3. Eating while driving
Per National Highway Traffic Safety Administration (NHTSA) guidelines, a crash is considered to be related to distracted driving if investigators determine that a driver had been using a technological device or engaged in inattentive or careless activities such as reading, talking, putting on makeup, and yes, eating.
A recent study published by Public Health Reports blames distracted drivers for an increase in pedestrian deaths between 2005 and 2010. According to the study, the number of pedestrians killed by distracted drivers rose by more than 45 percent (and the number of bicyclists by 30 percent) during the 5-year span. Learn the top 5 dangers of eating and driving.
Visual driving distractions
(those that take your eyes off the road)
4. Using GPS while driving
Earlier this year, a California appellate court ruled that using the GPS or mapping functionality on a phone while driving is on par with texting while driving. California is currently the only state to make this illegal, but it seems feasible that other states may eventually follow suit since using GPS involves many of the same distractions as attempting to answer a text while driving. Get tips for using your GPS safely in the other 49 states.
5. Putting on makeup while driving
According to a study released by the NHTSA and the Virginia Tech Transportation Institute (VTTI), 80 percent of vehicle crashes involve some type of driver distraction. And among the main distractions listed? You guessed it: putting on makeup.
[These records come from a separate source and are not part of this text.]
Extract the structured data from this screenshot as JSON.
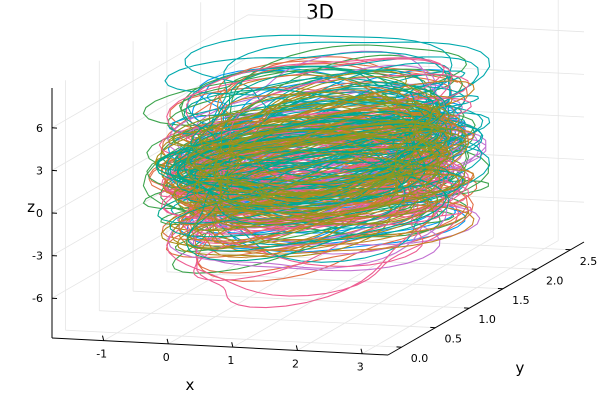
{
  "chart_data": {
    "type": "line",
    "projection": "3d",
    "title": "3D",
    "xlabel": "x",
    "ylabel": "y",
    "zlabel": "z",
    "x_ticks": [
      "-1",
      "0",
      "1",
      "2",
      "3"
    ],
    "x_tick_values": [
      -1,
      0,
      1,
      2,
      3
    ],
    "y_ticks": [
      "0.0",
      "0.5",
      "1.0",
      "1.5",
      "2.0",
      "2.5"
    ],
    "y_tick_values": [
      0.0,
      0.5,
      1.0,
      1.5,
      2.0,
      2.5
    ],
    "z_ticks": [
      "-6",
      "-3",
      "0",
      "3",
      "6"
    ],
    "z_tick_values": [
      -6,
      -3,
      0,
      3,
      6
    ],
    "xlim": [
      -1.8,
      3.4
    ],
    "ylim": [
      -0.2,
      2.7
    ],
    "zlim": [
      -8.8,
      8.8
    ],
    "grid": true,
    "legend": "none",
    "series_colors": [
      "#009af9",
      "#e26f46",
      "#3da44d",
      "#c271d2",
      "#ac8e18",
      "#00a9ad",
      "#ed5d92",
      "#c68225",
      "#00a98d",
      "#8e971e"
    ],
    "series": [
      {
        "color": "#009af9",
        "center": [
          0.8,
          1.2
        ],
        "radius": [
          1.6,
          0.9
        ],
        "z_range": [
          -5.2,
          6.0
        ],
        "turns": 22,
        "phase": 0.0
      },
      {
        "color": "#e26f46",
        "center": [
          0.9,
          1.1
        ],
        "radius": [
          1.7,
          1.0
        ],
        "z_range": [
          -4.6,
          5.4
        ],
        "turns": 22,
        "phase": 0.6
      },
      {
        "color": "#3da44d",
        "center": [
          0.7,
          1.3
        ],
        "radius": [
          1.8,
          1.0
        ],
        "z_range": [
          -5.6,
          6.8
        ],
        "turns": 22,
        "phase": 1.2
      },
      {
        "color": "#c271d2",
        "center": [
          1.0,
          1.2
        ],
        "radius": [
          1.6,
          1.0
        ],
        "z_range": [
          -5.0,
          5.0
        ],
        "turns": 22,
        "phase": 1.8
      },
      {
        "color": "#ac8e18",
        "center": [
          0.8,
          1.0
        ],
        "radius": [
          1.5,
          0.9
        ],
        "z_range": [
          -3.8,
          4.6
        ],
        "turns": 22,
        "phase": 2.4
      },
      {
        "color": "#00a9ad",
        "center": [
          0.9,
          1.3
        ],
        "radius": [
          1.7,
          1.0
        ],
        "z_range": [
          -4.4,
          7.4
        ],
        "turns": 22,
        "phase": 3.0
      },
      {
        "color": "#ed5d92",
        "center": [
          0.8,
          1.2
        ],
        "radius": [
          1.7,
          0.9
        ],
        "z_range": [
          -7.4,
          5.6
        ],
        "turns": 22,
        "phase": 3.6
      },
      {
        "color": "#c68225",
        "center": [
          1.0,
          1.1
        ],
        "radius": [
          1.6,
          1.0
        ],
        "z_range": [
          -4.8,
          5.2
        ],
        "turns": 22,
        "phase": 4.2
      },
      {
        "color": "#00a98d",
        "center": [
          0.7,
          1.2
        ],
        "radius": [
          1.6,
          0.9
        ],
        "z_range": [
          -3.8,
          4.6
        ],
        "turns": 22,
        "phase": 4.8
      },
      {
        "color": "#8e971e",
        "center": [
          0.9,
          1.2
        ],
        "radius": [
          1.5,
          0.9
        ],
        "z_range": [
          -3.6,
          4.4
        ],
        "turns": 22,
        "phase": 5.4
      }
    ]
  }
}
We’d like to provide some tips for safely applying makeup while driving, but there aren’t any. Even if you only take your eyes off the road for a few seconds while fixing your lipstick, that’s long enough to travel several hundred feet and lose focus on what’s happening around your vehicle. It’s dangerous and if you’re in California, it could earn you a ticket.
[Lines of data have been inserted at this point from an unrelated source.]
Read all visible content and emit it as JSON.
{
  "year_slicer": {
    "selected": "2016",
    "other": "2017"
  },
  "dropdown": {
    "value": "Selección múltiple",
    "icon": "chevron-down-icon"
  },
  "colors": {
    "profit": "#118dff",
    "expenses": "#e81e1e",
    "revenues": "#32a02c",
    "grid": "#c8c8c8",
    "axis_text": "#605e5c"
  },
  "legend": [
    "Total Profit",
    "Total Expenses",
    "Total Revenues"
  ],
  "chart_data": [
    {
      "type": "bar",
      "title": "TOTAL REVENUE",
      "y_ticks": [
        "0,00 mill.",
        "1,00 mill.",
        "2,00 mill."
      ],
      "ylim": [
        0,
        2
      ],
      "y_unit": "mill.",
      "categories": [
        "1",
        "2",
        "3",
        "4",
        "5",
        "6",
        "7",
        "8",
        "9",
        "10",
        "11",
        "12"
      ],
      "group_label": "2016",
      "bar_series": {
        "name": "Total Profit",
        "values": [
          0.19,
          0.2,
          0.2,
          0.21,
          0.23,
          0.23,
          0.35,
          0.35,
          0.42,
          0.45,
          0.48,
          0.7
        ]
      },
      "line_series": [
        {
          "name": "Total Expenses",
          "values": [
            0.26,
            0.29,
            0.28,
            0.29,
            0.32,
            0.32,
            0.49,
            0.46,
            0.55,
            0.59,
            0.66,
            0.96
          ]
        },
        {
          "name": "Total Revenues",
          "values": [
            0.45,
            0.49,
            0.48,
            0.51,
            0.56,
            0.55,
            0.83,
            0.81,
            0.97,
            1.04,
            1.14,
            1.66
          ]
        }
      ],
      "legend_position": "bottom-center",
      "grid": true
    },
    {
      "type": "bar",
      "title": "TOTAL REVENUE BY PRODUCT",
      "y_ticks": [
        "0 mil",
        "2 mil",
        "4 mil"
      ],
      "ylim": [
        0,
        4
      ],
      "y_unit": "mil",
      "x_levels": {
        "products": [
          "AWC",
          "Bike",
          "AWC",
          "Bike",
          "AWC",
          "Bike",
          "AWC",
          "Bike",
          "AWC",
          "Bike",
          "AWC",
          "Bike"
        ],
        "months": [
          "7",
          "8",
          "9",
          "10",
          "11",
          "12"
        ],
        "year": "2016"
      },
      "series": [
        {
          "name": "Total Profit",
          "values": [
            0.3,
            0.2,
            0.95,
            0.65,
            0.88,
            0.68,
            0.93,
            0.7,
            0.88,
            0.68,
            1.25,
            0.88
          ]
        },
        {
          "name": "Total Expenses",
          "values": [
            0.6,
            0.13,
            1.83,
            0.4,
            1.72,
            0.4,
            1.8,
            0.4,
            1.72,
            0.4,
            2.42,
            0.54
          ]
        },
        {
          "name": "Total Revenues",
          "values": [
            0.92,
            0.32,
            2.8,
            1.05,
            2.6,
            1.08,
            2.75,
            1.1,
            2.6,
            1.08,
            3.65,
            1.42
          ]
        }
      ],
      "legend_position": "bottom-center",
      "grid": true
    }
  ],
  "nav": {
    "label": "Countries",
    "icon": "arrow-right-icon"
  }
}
Cognitive driving distractions
(those that take your mind off of driving)
6. Having to pee while driving
As discussed in a previous post, Rhode Island Hospital released a study in 2011 concluding that having to go to the bathroom (badly) resulted in a “cognitive deterioration” equivalent to a 0.05 blood-alcohol content.
Basically, when you really have to go, your judgment is impaired and your focus is no longer solely on the road. Read more about how having to pee makes you drive like a drunk.
7. Hands-free talking while driving
More and more scientists agree that it’s difficult for the brain to do 2 things at once (at least well). According to a story on NPR, the much-cherished idea of being able to simultaneously juggle numerous tasks is really just a bunch of hype.
The same is true when it comes to driving, and many studies are now finding that hands-free devices are often no safer than hand-held — whether you’re holding a phone or not, your brain is still elsewhere. Anything that takes your mind off the road qualifies as cognitive distraction and, depending on circumstances, could be dangerous. More on distracted driving.
How to avoid distracted driving
So what are you supposed to do? Drive without passengers, the radio, or any kids? While that might be ideal for truly undistracted driving, it’s not likely or possible for most of us. We carpool. We listen to the news. We drive our kids to tae kwon do. And that’s ok.
The key is to minimize distractions as much as possible — and to avoid doing things that have been proven to be dangerous, like texting, answering emails, and putting on makeup. Keep your hands on the wheel, your eyes on the road, and your mind on the task of driving.